Note: The film reviewed below is now available on video
     
   
 
  THE BLAIR WITCH PROJECT (R)

Cast:
Heather: Heather Donahue
Josh: Joshua Leonard
Mike: Michael Williams

Written, directed and edited by Eduardo Sanchez and Daniel Myrick. Running time: 88 minutes. Rated R (for language
).
Released by Artisan Entertainment.
  What it's about:
       
 
On October 21, 1994, Heather Donahue, Joshua Leonard and Michael Williams hiked into Maryland's Black Hills Forest to shoot a documentary film on a local legend, "The Blair Witch." They were never heard from again.
One year later, their footage was found. The Blair Witch Project is their legacy. It documents the filmmakers harrowing five day journey through the Black Hills Forest, and captures all of the terrifying events that led up to their disappearance.

Shot on 16mm film by Joshua Leonard with sound recorded by Michael Williams, Heather Donahue both performed the narration for the film and shot its behind the scenes footage. Heather's High 8 video recordings document the growing rifts and realizations between the filmmakers as each frustrating day and terrifying night passes.

Ultimately written, directed and edited by Eduardo Sanchez and Daniel Myrick, The Blair Witch Project is an Artisan Entertainment release of a Haxan Film, produced by Gregg Hale and Robin Cowie.

Artisan Entertainment released The Blair Witch Project in the Summer of 1999 .

         
  The Review:
 
  (Susan Wloszczyna,from USA Today, July 14, 1999)
 
  Don't go into the woods!
Any kid who has ever been frightened into restless slumber by the Brothers' Grimm knows you don't stroll blithely into heavliy treed areas. Especially without dropping a trail of crumbs to mark the way out.
But the trio of college students - bossy Heather, laid-back Joshua, regular-guy Michael - who hike inot a remote area of Maryland to shoot a documentary in the groundbreaking bone-chiller The Blair Witch Project (3 1/2 STARS OUT OF 4) gladly tempt fate.
Playful and smug, they never once seriously heed the grisly legends recounted by the locals they film early on; children found slaughtered, men's bodies discovered disemboweled and bound together, a hairy woman who haunts the environs like Bigfoot's sister.
Into the forest they go, more concerned about their equipment than their well-being. But not for long. During a five day plunge into terror, their will to survive will be more than put to the test.
   
  Rain dampens their camping gear and spirits. Supplies are depleted. Autumn's chill adds to their shivers, and shrill arguments erupt, often studded with the F-word. As it becomes ever more apparent that they are hopelessly lost, Heather reassures the others with grating overconfidence; "This is America. You can't get that lost." But such logic is puny relief against the creepy objects and weird sounds that crop up nightly.
The scares may be primal. But filmmakers Eduardo Sanchez and Dan Myrick choose to disturb us in a very '90s Cops/Real World way.
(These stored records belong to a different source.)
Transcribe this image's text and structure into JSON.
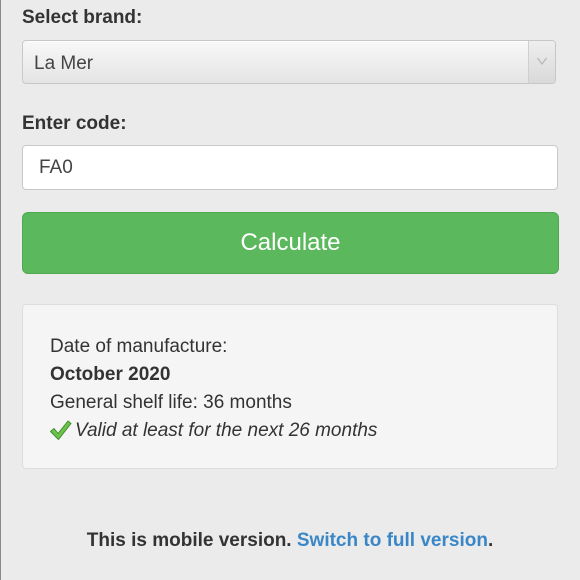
{
  "brand": {
    "label": "Select brand:",
    "selected": "La Mer"
  },
  "code": {
    "label": "Enter code:",
    "value": "FA0"
  },
  "calculate_label": "Calculate",
  "result": {
    "manufacture_label": "Date of manufacture:",
    "manufacture_date": "October 2020",
    "shelf_life": "General shelf life: 36 months",
    "validity": "Valid at least for the next 26 months"
  },
  "footer": {
    "text": "This is mobile version.",
    "link": "Switch to full version",
    "end": "."
  },
  "colors": {
    "button": "#5cb85c",
    "link": "#3a87c8",
    "check": "#5cb85c"
  },
  "icons": {
    "select_arrow": "chevron-down-icon",
    "valid": "checkmark-icon"
  }
}
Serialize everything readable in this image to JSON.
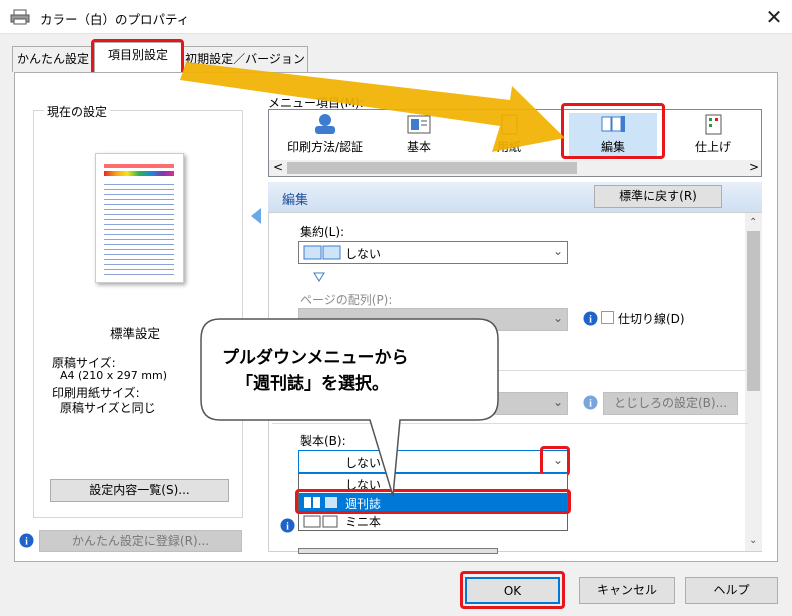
{
  "window": {
    "title": "カラー（白）のプロパティ",
    "close": "✕"
  },
  "tabs": [
    {
      "label": "かんたん設定"
    },
    {
      "label": "項目別設定"
    },
    {
      "label": "初期設定／バージョン"
    }
  ],
  "left": {
    "current_settings_label": "現在の設定",
    "preset_name": "標準設定",
    "original_size_label": "原稿サイズ:",
    "original_size_value": "A4 (210 x 297 mm)",
    "paper_size_label": "印刷用紙サイズ:",
    "paper_size_value": "原稿サイズと同じ",
    "settings_list_button": "設定内容一覧(S)...",
    "register_button": "かんたん設定に登録(R)..."
  },
  "menu": {
    "label": "メニュー項目(M):",
    "items": [
      {
        "label": "印刷方法/認証",
        "icon": "print-method-icon"
      },
      {
        "label": "基本",
        "icon": "basic-icon"
      },
      {
        "label": "用紙",
        "icon": "paper-icon"
      },
      {
        "label": "編集",
        "icon": "edit-icon"
      },
      {
        "label": "仕上げ",
        "icon": "finishing-icon"
      }
    ],
    "scroll_left": "<",
    "scroll_right": ">"
  },
  "section": {
    "title": "編集",
    "reset_button": "標準に戻す(R)"
  },
  "fields": {
    "combine_label": "集約(L):",
    "combine_value": "しない",
    "page_order_label": "ページの配列(P):",
    "separator_label": "仕切り線(D)",
    "binding_settings_button": "とじしろの設定(B)...",
    "booklet_label": "製本(B):",
    "booklet_value": "しない",
    "booklet_options": [
      "しない",
      "週刊誌",
      "ミニ本"
    ]
  },
  "overlay": {
    "line1": "プルダウンメニューから",
    "line2": "「週刊誌」を選択。"
  },
  "footer": {
    "ok": "OK",
    "cancel": "キャンセル",
    "help": "ヘルプ"
  },
  "colors": {
    "accent": "#0078d7",
    "highlight_red": "#e8151b",
    "arrow": "#f2b100"
  }
}
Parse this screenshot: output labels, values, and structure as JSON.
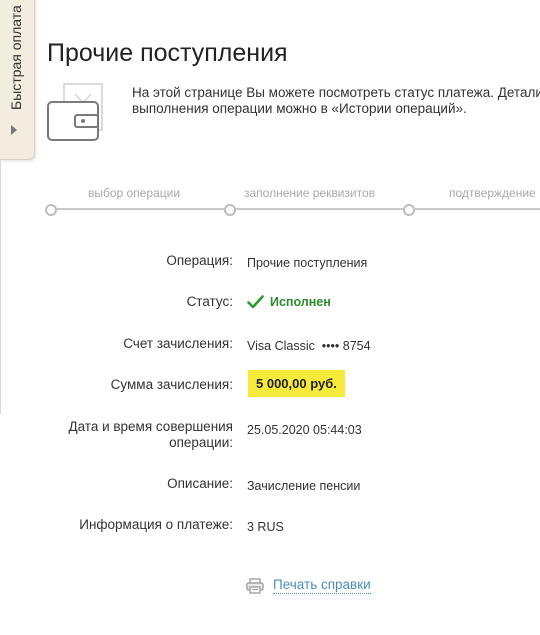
{
  "side_tab": {
    "label": "Быстрая оплата"
  },
  "page": {
    "title": "Прочие поступления",
    "intro_line1": "На этой странице Вы можете посмотреть статус платежа. Детали",
    "intro_line2": "выполнения операции можно в «Истории операций»."
  },
  "steps": [
    "выбор операции",
    "заполнение реквизитов",
    "подтверждение"
  ],
  "details": {
    "operation_label": "Операция:",
    "operation_value": "Прочие поступления",
    "status_label": "Статус:",
    "status_value": "Исполнен",
    "account_label": "Счет зачисления:",
    "account_value": "Visa Classic  •••• 8754",
    "amount_label": "Сумма зачисления:",
    "amount_value": "5 000,00 руб.",
    "datetime_label_line1": "Дата и время совершения",
    "datetime_label_line2": "операции:",
    "datetime_value": "25.05.2020 05:44:03",
    "description_label": "Описание:",
    "description_value": "Зачисление пенсии",
    "payment_info_label": "Информация о платеже:",
    "payment_info_value": "3 RUS"
  },
  "actions": {
    "print_label": "Печать справки"
  },
  "colors": {
    "status_green": "#2e8b2e",
    "amount_highlight": "#f6ea3a",
    "link_blue": "#4a8fb8",
    "side_tab_bg": "#f3ede0"
  },
  "icons": {
    "wallet": "wallet-icon",
    "check": "check-icon",
    "printer": "printer-icon",
    "arrow": "arrow-right-icon"
  }
}
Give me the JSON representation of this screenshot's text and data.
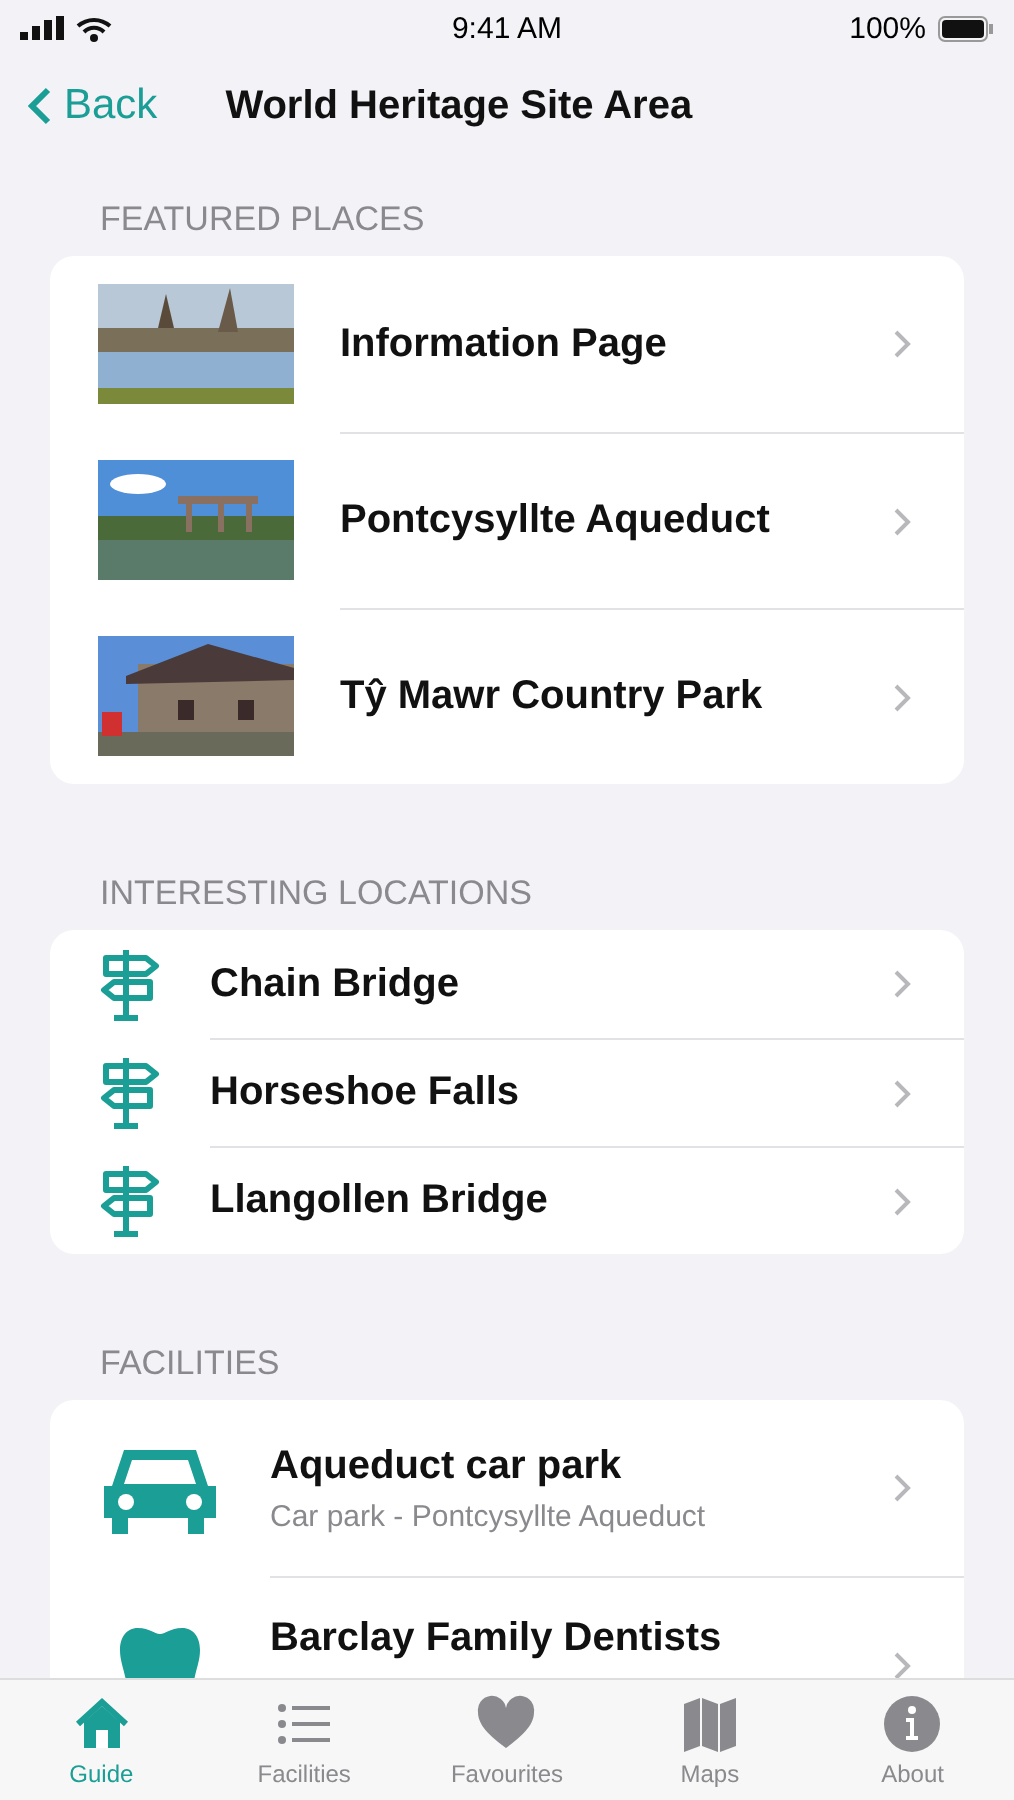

  Blair itself pretends to be not a movie but a true account pieced together from raw footage left behind after the threesome vanished.
The result is low budget horror at its resourceful best, in the same innovative league as the original Night of the Living Dead. Events unfold in grainy cinema-verite style, using both shaky video-cam shots and black-and-white 16 mm dailies. The process is intentionally disorienting as dread heightens with armrest-gripping intensity.
You may get the urge to shout at the students as matters grow ever more dire. They barely know how to use a compass but are well versed in Gilligan's Island lore. That would only come in handy if you were adrift in cable's TV Land.
The suspense becomes so unbearable that it's easy to overlook questions about whether anyone in such circumstances would want to continue filming. But then Heather, her startled eyes like those of a cornered rabbit, bares her sould in a shattering confessional. And you realize that The Blair Witch Project has you under its well-cast spell.